Yaşanan olayın ardından Kaya, ana akım medyada da hedef haline geldi. Ertuğrul Özkök, Hürriyet Gazetesi’nin Genel Yayın Yönetmenliği’ni yaptığı dönemde Kaya’ya hakaret içeren “Vay şerefsiz” manşetini atmıştı. Hakkında birçok dava açılan Kaya, 16 Haziran 1999’da Fransa’ya sürgüne gitmek zorunda kaldı. Kaya sürgünde yaşadığı özlemi ve sitemi, şu sözlerle ifade etti: “Burada, bu şarkımı söylerken, benim Türkiye’de yaşadığım çok zor günlerde, bir merhabasını istediğim, fakat o merhabayı benden esirgeyen ulusal anlamda bu kaderi paylaştığım, bütün arkadaşlarıma ve dostlarıma ince bir sitemdir. Umarım, beni anlarlar.”
‘HOŞÇAKAL’
Memleket hasreti ağır gelen Kaya, 16 Kasım 2000’de, “Hoşçakalın Gözüm” isimli albümünün çalışmaları sırasında, Paris’deki evinde bir gece geçirdiği kalp krizi sonucu yaşamını yitirdi. Cenaze merasimi Paris Kürt Enstitüsü’nde yapılan Kaya, 17 Kasım 2000’de 30 binin üzerinde kişinin katıldığı törenle kendisi gibi sürgünde yaşamını yitirmiş yönetmen Yılmaz Güney’in defnedildiği Paris’in Père Lachaise Mezarlığı’a defnedildi.

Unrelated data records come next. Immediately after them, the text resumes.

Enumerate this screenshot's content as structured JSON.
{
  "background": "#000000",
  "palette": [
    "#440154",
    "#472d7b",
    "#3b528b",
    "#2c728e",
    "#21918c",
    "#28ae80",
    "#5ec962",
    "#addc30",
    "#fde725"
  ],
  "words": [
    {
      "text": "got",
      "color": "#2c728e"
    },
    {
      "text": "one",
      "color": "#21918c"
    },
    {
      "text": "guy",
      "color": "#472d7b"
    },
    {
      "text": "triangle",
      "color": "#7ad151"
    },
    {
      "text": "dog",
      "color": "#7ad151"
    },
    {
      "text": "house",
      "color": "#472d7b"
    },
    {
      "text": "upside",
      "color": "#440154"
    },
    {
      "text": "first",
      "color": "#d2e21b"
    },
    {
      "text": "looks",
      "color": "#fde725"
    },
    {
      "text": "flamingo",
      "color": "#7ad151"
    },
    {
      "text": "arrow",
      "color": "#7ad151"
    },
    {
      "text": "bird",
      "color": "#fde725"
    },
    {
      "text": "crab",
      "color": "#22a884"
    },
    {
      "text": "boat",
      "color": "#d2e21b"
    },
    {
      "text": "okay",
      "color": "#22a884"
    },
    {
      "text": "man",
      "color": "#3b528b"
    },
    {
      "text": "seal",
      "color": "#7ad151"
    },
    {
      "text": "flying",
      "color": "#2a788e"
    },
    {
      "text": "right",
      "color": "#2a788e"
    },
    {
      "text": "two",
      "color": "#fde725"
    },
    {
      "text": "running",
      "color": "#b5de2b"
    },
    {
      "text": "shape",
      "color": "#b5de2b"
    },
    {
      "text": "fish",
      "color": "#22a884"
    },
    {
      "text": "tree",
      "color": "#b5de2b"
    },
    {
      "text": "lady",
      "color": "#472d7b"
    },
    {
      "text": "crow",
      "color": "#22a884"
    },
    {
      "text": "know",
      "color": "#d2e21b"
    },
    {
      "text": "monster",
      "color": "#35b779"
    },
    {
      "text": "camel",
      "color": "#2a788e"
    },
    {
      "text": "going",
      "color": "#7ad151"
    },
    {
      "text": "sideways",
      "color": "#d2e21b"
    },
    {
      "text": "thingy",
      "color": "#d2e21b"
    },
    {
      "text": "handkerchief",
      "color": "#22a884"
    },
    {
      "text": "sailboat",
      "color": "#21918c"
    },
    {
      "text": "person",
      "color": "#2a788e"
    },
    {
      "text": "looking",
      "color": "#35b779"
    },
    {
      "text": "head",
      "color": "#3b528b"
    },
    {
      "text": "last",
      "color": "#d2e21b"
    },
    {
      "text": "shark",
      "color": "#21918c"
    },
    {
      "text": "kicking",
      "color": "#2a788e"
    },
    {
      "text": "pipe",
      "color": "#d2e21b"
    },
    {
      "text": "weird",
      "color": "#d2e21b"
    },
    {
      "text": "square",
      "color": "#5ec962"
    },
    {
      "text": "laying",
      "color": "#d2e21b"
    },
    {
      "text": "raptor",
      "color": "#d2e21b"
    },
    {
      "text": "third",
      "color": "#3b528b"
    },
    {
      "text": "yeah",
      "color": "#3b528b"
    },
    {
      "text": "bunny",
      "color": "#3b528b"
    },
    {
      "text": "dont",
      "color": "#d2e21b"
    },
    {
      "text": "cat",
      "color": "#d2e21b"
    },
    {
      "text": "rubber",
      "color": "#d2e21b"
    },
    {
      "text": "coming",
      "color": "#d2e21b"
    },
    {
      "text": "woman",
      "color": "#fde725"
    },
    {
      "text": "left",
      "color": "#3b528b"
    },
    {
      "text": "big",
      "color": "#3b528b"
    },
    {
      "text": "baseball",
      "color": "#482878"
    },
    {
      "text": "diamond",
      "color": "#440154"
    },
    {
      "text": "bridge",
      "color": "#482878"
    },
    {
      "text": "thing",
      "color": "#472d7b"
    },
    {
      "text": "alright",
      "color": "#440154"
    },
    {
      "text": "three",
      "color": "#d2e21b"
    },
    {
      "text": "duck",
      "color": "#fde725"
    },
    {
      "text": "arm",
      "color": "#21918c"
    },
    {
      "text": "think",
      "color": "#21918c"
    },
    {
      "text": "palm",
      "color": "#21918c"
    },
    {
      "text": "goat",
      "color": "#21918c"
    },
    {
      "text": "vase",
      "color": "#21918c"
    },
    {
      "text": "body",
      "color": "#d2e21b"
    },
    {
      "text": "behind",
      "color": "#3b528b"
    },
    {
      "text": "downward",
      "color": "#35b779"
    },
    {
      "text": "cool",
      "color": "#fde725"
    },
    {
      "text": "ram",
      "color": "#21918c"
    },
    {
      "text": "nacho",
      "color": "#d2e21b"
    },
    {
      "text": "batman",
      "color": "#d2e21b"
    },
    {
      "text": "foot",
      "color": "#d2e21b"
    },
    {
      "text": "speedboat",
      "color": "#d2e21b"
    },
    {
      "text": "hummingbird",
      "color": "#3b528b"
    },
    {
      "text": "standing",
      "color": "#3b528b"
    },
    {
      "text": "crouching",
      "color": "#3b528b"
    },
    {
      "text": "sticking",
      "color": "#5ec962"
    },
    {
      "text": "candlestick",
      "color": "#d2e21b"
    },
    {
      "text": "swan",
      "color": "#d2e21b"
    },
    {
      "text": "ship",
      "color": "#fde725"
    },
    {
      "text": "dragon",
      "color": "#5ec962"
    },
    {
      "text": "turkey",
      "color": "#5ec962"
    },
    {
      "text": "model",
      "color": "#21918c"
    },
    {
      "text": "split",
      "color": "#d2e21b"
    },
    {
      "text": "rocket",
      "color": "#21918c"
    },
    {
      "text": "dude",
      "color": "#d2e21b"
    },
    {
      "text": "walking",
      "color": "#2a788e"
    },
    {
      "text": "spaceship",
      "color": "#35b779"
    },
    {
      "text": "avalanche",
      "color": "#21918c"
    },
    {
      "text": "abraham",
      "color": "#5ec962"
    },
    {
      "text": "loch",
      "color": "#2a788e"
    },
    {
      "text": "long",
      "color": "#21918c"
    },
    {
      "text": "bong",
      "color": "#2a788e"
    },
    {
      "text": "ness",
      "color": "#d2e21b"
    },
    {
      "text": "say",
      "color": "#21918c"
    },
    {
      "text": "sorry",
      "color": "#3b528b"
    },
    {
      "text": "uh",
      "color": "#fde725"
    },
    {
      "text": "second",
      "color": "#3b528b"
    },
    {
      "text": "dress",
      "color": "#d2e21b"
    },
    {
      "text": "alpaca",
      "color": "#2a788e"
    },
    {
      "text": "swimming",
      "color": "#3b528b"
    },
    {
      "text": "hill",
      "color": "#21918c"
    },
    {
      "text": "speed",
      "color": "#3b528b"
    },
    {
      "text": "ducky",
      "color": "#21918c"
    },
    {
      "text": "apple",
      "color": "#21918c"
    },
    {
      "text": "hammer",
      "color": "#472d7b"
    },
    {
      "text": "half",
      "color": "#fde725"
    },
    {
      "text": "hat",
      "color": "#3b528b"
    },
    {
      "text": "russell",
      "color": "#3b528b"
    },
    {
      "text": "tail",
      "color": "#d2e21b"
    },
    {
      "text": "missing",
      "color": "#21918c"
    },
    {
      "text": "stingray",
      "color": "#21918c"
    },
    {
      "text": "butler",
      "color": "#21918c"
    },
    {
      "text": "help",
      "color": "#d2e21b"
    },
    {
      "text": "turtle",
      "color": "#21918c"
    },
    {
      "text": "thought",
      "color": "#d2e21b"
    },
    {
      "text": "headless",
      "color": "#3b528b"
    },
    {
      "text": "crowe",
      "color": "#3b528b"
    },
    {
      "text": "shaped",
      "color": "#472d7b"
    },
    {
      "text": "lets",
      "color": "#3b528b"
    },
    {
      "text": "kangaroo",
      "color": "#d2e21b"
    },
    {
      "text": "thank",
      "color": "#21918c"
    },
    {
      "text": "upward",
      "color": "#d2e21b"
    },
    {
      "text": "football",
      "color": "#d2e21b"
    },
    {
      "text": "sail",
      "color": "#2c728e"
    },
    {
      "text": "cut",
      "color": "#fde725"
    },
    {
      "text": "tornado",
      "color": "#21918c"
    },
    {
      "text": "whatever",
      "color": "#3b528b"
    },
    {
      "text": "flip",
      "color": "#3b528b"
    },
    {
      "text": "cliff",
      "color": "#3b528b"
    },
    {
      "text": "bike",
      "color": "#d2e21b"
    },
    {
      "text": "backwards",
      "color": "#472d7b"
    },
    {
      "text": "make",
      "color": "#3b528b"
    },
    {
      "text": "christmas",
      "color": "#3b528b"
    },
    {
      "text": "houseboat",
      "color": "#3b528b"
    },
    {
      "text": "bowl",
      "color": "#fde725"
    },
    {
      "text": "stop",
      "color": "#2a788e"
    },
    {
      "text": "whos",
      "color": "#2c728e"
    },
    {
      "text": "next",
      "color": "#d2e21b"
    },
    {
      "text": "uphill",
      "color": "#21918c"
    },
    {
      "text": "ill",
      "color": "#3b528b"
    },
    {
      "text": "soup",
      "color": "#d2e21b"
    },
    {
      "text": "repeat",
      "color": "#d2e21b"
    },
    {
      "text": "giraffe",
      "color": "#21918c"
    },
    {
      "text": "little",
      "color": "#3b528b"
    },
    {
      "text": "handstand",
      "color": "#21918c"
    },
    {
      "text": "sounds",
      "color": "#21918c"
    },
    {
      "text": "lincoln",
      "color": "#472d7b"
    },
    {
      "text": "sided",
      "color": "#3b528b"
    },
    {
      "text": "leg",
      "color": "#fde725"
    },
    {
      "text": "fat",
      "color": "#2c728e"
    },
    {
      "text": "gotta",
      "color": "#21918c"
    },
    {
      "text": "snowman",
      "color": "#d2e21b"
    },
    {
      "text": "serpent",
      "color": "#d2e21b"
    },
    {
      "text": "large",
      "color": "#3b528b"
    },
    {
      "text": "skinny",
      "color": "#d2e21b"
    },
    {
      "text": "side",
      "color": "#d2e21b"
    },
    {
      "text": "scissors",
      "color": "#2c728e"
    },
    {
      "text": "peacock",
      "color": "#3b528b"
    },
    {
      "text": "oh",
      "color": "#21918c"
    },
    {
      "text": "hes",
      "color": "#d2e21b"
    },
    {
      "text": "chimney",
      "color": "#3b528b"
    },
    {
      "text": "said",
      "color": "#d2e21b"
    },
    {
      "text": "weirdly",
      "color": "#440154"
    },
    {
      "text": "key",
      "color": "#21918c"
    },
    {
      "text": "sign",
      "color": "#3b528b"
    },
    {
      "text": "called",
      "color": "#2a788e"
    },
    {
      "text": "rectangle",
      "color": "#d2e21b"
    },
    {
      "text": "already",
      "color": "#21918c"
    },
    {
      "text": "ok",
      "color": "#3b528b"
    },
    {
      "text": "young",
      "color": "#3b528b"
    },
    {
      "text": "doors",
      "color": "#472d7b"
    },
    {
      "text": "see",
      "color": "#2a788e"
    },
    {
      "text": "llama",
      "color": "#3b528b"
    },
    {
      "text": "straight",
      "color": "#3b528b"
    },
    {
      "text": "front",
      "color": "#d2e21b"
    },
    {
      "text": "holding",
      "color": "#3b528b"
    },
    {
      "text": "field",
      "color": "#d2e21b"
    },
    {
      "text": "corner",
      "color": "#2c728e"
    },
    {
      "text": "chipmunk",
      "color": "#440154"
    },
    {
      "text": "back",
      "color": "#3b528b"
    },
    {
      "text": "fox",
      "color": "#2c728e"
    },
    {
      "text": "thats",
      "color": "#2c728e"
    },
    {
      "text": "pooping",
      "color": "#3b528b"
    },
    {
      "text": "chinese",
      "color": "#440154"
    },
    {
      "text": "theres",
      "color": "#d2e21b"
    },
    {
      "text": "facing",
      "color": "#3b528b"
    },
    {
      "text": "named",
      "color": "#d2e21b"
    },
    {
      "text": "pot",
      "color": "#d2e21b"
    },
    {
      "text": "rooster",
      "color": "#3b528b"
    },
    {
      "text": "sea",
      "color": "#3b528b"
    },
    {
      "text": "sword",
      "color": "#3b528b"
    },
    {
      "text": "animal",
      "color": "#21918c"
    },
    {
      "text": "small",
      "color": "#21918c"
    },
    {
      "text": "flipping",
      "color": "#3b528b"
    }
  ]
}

‘KÜRTÇE ÜZERİNDEKİ BASKI DEVAM EDİYOR’
Kaya’ya yapılan saldırının üzerinden 20 yıl geçtiğini belirten Kardeş Türküler grubu üyesi Vedat Yıldırım, “Buna rağmen Türkiye’de Kürtlere ve Kürtçeye bakış açısı değişmiş değil. Kürt sorununda silahla çözüm arayanlar Kürtlerin dili üzerinde de baskısını ağırlaştırarak devam ediyor. Kayyumlar ile birlikte belediyelerin Kürtçe çalışma yapan birimleri kapatılıyor. Festivallerde Kürtçeye yer verilmiyor. Muhtemelen benzer bir gecede Kürt bir sanatçı aynı konuşmayı yapsa yine ırkçı saldırıların hedefinde olacaktır. Yani 19 yıldır değişen bir şey olmadı” dedi.
‘KAYA BİZİM İKİ GÖZÜMÜZDÜR’
Kaya için “Hep Sonradan” adlı bir tiyatro oyunu yaptıklarını da hatırlatan Yıldırım, “Ahmet Kaya şarkılarını söylemek, onu insanlara hatırlatmak bizim için gururdu. Kaya bizim iki gözümüzdür” diye konuştu.